Wikimedia Cloud Services team/EnhancementProposals/Decision record T346153 Toolforge (re)architecture

From Wikitech

Origin task: phab:T346153

Date of the decision: 2023-10-12

No decision meeting, a decision was made in the task.


Decision taken

Option 1 - microservices on the backend + api gateway + a single CLI

Rationale

The ability to manage the different backend services in different ways was considered worth the potential extra complexity associated with a microservices architecture. On the other hand, consolidating the current CLI clients opens up the possibility to move toward a single binary, that users could one day install locally. The api gateway provides a way to decouple the CLI (and other future clients such as a UI) from the backing microservices.

Problem

Over the last year, the Toolforge ecosystem has evolved beyond 'jobs' and 'webservice' to include the new build system, featuring a system for environment variables and secrets, a potential 'deploy' subcommand, and more.
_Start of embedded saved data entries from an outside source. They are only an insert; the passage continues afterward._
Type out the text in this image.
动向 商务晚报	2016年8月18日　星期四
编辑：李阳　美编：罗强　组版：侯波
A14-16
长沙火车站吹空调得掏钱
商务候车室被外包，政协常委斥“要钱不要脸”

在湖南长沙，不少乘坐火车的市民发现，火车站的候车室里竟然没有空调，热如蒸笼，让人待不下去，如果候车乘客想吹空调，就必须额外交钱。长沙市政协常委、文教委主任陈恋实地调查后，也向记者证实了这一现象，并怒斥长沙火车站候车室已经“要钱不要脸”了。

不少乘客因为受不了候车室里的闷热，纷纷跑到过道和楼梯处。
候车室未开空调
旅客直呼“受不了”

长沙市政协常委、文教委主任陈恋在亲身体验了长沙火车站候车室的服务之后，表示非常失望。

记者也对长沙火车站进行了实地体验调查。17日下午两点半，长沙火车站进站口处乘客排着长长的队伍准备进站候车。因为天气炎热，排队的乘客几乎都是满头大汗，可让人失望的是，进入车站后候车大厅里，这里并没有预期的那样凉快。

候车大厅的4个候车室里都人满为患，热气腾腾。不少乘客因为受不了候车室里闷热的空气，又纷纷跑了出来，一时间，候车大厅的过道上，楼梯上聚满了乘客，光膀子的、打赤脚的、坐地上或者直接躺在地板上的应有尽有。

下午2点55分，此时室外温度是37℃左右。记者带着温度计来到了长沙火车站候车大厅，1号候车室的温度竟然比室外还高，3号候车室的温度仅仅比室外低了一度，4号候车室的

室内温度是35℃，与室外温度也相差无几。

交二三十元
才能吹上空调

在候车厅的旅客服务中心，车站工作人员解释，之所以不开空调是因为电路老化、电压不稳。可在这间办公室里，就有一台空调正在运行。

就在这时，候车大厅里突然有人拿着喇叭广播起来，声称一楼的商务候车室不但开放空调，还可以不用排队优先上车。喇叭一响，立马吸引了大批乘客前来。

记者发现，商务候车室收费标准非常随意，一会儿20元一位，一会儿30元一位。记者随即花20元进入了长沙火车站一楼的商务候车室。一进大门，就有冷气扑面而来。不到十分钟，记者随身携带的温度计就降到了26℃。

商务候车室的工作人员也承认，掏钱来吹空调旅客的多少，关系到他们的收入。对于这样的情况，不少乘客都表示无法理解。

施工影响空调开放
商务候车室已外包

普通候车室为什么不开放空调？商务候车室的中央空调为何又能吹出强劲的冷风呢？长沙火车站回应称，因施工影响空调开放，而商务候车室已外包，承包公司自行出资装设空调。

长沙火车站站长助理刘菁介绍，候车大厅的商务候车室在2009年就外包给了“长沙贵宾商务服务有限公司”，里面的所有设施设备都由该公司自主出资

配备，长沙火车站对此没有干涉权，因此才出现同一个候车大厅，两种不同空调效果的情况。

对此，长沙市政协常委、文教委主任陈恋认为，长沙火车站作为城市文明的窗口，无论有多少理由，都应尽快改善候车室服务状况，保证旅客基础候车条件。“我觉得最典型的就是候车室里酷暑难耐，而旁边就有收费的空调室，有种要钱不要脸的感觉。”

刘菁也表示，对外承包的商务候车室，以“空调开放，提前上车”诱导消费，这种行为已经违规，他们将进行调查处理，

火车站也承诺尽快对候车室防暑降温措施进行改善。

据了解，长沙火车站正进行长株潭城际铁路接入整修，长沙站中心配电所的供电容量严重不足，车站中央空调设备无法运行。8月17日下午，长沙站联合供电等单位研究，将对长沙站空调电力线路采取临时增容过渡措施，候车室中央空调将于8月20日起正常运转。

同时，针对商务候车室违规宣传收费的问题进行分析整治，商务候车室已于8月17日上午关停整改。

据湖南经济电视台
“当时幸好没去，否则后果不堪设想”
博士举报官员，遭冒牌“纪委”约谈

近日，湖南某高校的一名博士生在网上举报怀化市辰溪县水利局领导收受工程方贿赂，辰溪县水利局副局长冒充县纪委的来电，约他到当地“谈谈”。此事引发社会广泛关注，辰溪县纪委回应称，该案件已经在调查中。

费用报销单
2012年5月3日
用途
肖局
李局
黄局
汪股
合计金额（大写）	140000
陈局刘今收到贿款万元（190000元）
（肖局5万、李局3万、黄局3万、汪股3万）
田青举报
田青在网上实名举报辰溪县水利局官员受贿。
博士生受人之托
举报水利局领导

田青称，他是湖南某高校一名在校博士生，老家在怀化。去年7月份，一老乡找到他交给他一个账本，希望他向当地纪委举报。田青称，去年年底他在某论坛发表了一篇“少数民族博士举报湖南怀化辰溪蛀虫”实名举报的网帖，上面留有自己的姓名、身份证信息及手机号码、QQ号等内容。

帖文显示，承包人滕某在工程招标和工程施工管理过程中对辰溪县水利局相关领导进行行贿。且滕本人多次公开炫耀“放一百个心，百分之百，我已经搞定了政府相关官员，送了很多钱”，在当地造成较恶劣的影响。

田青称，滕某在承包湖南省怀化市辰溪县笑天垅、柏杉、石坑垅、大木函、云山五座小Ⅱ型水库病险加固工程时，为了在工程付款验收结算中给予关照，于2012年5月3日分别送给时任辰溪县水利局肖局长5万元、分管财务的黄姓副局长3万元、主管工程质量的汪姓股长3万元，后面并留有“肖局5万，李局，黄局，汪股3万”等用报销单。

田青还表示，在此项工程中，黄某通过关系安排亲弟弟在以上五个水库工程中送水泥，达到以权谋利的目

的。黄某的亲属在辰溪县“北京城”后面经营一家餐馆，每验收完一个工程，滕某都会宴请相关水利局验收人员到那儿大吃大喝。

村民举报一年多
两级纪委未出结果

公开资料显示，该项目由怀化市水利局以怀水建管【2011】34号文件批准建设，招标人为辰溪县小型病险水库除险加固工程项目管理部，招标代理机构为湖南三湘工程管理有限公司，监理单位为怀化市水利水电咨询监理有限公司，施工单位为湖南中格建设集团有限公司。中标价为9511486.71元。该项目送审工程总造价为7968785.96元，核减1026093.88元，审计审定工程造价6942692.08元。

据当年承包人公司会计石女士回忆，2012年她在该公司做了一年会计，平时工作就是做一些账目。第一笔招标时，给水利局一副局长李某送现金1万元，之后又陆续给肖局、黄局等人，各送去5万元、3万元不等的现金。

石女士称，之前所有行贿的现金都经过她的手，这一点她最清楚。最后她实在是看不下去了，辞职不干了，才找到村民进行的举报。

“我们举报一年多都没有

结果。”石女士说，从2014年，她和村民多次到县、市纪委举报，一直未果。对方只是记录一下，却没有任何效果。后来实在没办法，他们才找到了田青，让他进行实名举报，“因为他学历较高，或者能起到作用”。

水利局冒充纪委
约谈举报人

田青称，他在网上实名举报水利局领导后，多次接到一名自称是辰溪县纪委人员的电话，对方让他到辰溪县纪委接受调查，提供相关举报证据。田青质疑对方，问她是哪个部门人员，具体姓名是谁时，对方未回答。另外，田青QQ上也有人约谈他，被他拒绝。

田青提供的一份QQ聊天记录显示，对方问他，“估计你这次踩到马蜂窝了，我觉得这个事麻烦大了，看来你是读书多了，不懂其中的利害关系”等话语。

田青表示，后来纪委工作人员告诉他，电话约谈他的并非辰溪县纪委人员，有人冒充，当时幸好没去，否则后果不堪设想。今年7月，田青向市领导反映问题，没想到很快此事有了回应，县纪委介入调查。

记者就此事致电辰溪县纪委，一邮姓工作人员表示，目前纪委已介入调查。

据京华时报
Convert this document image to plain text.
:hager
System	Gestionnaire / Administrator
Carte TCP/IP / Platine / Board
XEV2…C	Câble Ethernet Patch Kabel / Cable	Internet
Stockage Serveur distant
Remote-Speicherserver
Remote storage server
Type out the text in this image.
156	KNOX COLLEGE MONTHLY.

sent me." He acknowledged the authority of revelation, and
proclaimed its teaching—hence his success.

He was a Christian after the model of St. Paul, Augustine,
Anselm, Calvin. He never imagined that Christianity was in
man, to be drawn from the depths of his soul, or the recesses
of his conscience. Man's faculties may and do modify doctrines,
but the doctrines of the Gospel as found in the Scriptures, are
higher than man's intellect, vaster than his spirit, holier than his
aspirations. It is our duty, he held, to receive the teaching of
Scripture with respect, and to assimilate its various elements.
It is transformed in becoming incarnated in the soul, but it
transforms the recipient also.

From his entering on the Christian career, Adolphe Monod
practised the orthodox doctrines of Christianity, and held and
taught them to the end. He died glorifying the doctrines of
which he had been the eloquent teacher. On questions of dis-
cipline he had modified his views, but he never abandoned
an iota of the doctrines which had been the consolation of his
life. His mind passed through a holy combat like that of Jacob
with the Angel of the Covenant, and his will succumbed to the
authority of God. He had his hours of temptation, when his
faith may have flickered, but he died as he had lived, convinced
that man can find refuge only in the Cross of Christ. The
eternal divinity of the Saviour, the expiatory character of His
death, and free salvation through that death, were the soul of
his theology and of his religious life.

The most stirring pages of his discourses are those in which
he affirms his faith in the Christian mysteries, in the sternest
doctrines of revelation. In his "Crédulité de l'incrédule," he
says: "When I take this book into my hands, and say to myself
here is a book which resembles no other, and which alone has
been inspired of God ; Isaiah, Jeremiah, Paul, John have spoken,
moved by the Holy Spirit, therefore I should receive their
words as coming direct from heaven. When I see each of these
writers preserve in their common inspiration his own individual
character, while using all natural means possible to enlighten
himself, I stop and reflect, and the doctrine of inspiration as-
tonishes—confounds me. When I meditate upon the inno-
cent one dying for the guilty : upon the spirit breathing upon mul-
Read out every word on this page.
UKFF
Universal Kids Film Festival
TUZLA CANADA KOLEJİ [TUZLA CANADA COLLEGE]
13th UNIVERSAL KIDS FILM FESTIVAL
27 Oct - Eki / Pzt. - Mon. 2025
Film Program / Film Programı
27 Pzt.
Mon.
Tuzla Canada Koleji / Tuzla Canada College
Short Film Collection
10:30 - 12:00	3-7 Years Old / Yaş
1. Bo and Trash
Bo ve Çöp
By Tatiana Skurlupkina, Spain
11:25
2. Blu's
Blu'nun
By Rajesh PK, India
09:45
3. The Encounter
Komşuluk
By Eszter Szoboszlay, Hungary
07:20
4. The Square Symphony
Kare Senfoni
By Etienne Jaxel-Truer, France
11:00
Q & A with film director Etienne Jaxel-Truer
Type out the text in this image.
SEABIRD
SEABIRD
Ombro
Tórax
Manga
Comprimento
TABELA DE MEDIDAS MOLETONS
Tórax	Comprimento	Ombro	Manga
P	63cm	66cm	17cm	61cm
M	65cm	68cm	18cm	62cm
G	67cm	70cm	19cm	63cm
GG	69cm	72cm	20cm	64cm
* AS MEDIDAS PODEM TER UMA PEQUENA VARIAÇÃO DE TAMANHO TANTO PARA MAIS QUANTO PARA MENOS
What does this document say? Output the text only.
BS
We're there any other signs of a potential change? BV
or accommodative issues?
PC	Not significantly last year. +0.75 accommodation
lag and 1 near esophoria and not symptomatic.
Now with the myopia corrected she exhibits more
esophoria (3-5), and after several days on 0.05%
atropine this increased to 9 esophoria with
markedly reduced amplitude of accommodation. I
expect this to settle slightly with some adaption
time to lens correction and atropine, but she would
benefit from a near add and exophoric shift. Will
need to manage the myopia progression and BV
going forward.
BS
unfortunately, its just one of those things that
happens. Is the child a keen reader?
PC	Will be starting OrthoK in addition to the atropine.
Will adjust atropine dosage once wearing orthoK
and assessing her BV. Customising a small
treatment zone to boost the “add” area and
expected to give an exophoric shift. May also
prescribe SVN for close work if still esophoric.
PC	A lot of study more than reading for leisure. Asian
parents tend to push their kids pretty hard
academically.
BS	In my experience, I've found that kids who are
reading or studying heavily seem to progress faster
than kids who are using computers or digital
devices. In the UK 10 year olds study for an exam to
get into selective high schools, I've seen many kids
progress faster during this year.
In the current architecture, each subsystem has its own API and CLI. As Toolforge continues to evolve, this decision request is to decide whether to continue this pattern of development, or change to a different architecture.

Constraints and risks

With keeping the current architecture

  • Increased Complexity: The architecture could become increasingly complex, making it harder to manage, maintain, and onboard new contributors.
  • Resource Inefficiency: The current architecture might require more resources for maintenance than a new, more efficient architecture, leading to wasteful allocation of engineering time
  • Community Disengagement: The existing complexity may deter new contributions.

With moving to a different architecture

  • Implementation Challenges: Transitioning to a new architecture could be resource-intensive (engineering-time wise) and meet resistance.
  • Backward Compatibility: Changes must consider the impact on existing services, posing a risk of breaking functionalities or affecting the user experience
  • Operational Overhead: Unexpected complexities in deployment and monitoring may arise, requiring more operational effort.

Options considered

Option 1

Backend(API gateway + several per-service APIs) + Client(Single codebase/monolith)

Pros:

  • Decoupling between frontend and backend through API gateway.
  • Simpler to improve user client experience with a single package
  • Client easier to do big contributions (all code together, shipped as one)
  • Backend easier to do small contributions (easier to understand/test/depoly just one small part)
  • Increased flexibility and scalability
  • Backend easy to move to a monolithic system
  • Backend easier for others to reuse outside toolforge

Cons:

  • Client hard to move to a decoupled system
  • Client harder to do small contributions (must test all flows for any change, must understand the whole system)
  • Backend harder to do big contributions (split repos, split deployments)
  • Potential for backend operational complexity due to multiple service APIs.
  • API gateway introduces an additional system to maintain
  • Backend split repos could end up in a high degree of code repetition and boilerplate.
  • Client harder for others to reuse outside toolforge

Option 2

Backend(Single API service with all services in it) + Client(Single codebase/monolith)


Pros:

  • Highly integrated and simplified operation/deployment
  • Simpler to improve user client experience with a single package
  • All easier to do big contributions (all code together, shipped as one)
  • Remove API gateway system (functionality must be re-written in the API though)

Cons:

  • All hard to move to a decoupled system
  • All harder to do small contributions (must test all flows for any change, must understand the whole system)
  • Reduced flexibility and scalability
  • Tight coupling could make future changes more challenging
  • All harder for others to reuse outside toolforge

Option 3

Backend(API gateway + per-service APIs) + Client(Per-service codebases) - Status Quo

Pros:

  • Decoupling between frontend and backend through API gateway.
  • Existing familiarity and no immediate changes required
  • High degree of decoupling allows for services to be managed independently from development to deployment
  • All easier to do small contributions (easier to understand/test/deploy just one small service)
  • All easy to move to a monolithic system
  • All easier for others to reuse outside toolforge

Cons:

  • All harder to do big contributions (split repos, split deployments)
  • More complex to improve client experience with a single package
  • Potential for backend operational complexity due to multiple service APIs.
  • Harder to reason about the system as a whole
  • All split repos could end up in a high degree of code repetition and boilerplate.